Although I am quite shy about playing people in general online, somehow the OGS ladder tournaments feel much less intimidating to me. I think it’s because they’re set up so that anyone can challenge anyone, and there’s the expectation that people lower down the ladder will challenge you. I’ve only just started and I’ve already challenged and been challenged by multiple people of all different sorts of ranks.
Also, the structure of the ladder tournaments gives one a nice sense of purpose and progression. I have only just started playing in the ladder tournaments, but so far it’s been a wonderful way to play a variety of people of different strengths. You can choose who you play, so you can choose weaker, stronger or evenly matched opponents…and anyone can challenge you.
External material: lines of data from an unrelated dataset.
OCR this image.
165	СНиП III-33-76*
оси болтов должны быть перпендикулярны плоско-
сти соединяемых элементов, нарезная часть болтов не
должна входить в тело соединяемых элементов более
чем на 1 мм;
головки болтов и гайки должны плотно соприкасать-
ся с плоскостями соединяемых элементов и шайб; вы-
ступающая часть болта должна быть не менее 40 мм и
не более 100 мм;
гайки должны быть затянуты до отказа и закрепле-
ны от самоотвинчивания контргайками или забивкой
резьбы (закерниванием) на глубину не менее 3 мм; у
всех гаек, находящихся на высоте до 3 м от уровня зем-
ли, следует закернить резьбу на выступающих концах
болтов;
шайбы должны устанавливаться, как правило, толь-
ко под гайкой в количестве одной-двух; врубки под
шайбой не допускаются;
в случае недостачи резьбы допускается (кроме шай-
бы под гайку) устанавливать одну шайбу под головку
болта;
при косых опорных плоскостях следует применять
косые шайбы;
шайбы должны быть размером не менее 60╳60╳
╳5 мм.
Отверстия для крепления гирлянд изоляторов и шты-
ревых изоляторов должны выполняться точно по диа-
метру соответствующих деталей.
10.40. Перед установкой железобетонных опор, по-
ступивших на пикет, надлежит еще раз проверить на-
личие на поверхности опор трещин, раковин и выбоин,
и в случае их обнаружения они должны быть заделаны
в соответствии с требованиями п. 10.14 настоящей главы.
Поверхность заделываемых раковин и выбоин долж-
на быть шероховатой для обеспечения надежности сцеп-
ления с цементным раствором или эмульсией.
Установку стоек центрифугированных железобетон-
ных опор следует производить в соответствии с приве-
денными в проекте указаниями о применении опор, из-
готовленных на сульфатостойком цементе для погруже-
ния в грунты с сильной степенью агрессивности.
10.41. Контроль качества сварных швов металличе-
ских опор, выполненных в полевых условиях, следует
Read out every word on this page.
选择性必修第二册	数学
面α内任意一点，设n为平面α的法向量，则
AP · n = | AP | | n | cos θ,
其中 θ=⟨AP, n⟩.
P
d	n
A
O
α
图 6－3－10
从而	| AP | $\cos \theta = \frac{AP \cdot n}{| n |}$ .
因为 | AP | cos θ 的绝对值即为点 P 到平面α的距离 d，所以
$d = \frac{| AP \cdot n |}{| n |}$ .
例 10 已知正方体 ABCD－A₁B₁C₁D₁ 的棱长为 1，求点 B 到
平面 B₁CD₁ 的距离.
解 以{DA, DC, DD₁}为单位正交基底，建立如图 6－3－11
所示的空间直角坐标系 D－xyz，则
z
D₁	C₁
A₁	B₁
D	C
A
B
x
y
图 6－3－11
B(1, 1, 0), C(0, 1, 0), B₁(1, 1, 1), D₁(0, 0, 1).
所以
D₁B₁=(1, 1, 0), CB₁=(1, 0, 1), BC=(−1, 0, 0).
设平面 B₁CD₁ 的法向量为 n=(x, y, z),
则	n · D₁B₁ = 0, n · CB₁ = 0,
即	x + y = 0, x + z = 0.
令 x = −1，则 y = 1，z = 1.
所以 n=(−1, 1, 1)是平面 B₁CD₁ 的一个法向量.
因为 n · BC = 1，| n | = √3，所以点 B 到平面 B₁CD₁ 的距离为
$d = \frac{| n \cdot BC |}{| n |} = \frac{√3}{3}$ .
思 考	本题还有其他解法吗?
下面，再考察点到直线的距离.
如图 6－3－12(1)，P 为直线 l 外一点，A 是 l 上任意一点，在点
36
My main goal is to improve my game, but I must admit, it’s nice to see my rank in the ladder change as well. I suppose it’s a sort of shorter-term reward. I get the sense that encouraging tournament play is important to the developers, which I really appreciate. I’ve found real-life tournaments to be very motivational organising study, and I expect the ladder tournaments will be very good in terms of keeping me in the habit of playing actual games online.
This isn’t to say I don’t like real-time servers. I’m sure I’ll spend just as much time on KGS, winding down after long days by playing quick games with GadgetoBOT and NukoBot and whats-his-face-bot who is always trying to avoid the headcrabs. Watching games between strong players unfold before your eyes in real time is also pretty nifty.
However, the bottom line is that on OGS, I feel more inclined to play real games of go against real people, in a format that I find very enjoyable. I’m hopeful that this relationship will last long after the honeymoon….
There are a couple little practical things to note about OGS.
First, the ratings don’t quite match KGS or BGA ratings. (I’m back to being a double-digit kyu on OGS! If that’s not motivation to improve, I don’t know what is!) There are several bots that you can play anytime who respond reasonably quickly; these guys were really useful for establishing and solidifying one’s rank. (I believe one needs to have finished two ranked games to start the ladder tournaments; playing a couple bots are a quick way to do this.)
Second, you can send a personal message to people to thank them for a game. You can also rate them by clicking on their name and going to their profile page. (I think it may be a good idea to add a subject to any personal messages. I’m not 100% sure my subjectless messages were actually sent…at least, they didn’t appear in my outbox.) Most of my opponents so far have been quite friendly and helpful. So far, it has felt like a very welcoming place.
Finally, I wanted to say thanks again to Lose 100 Games which introduced me to OGS.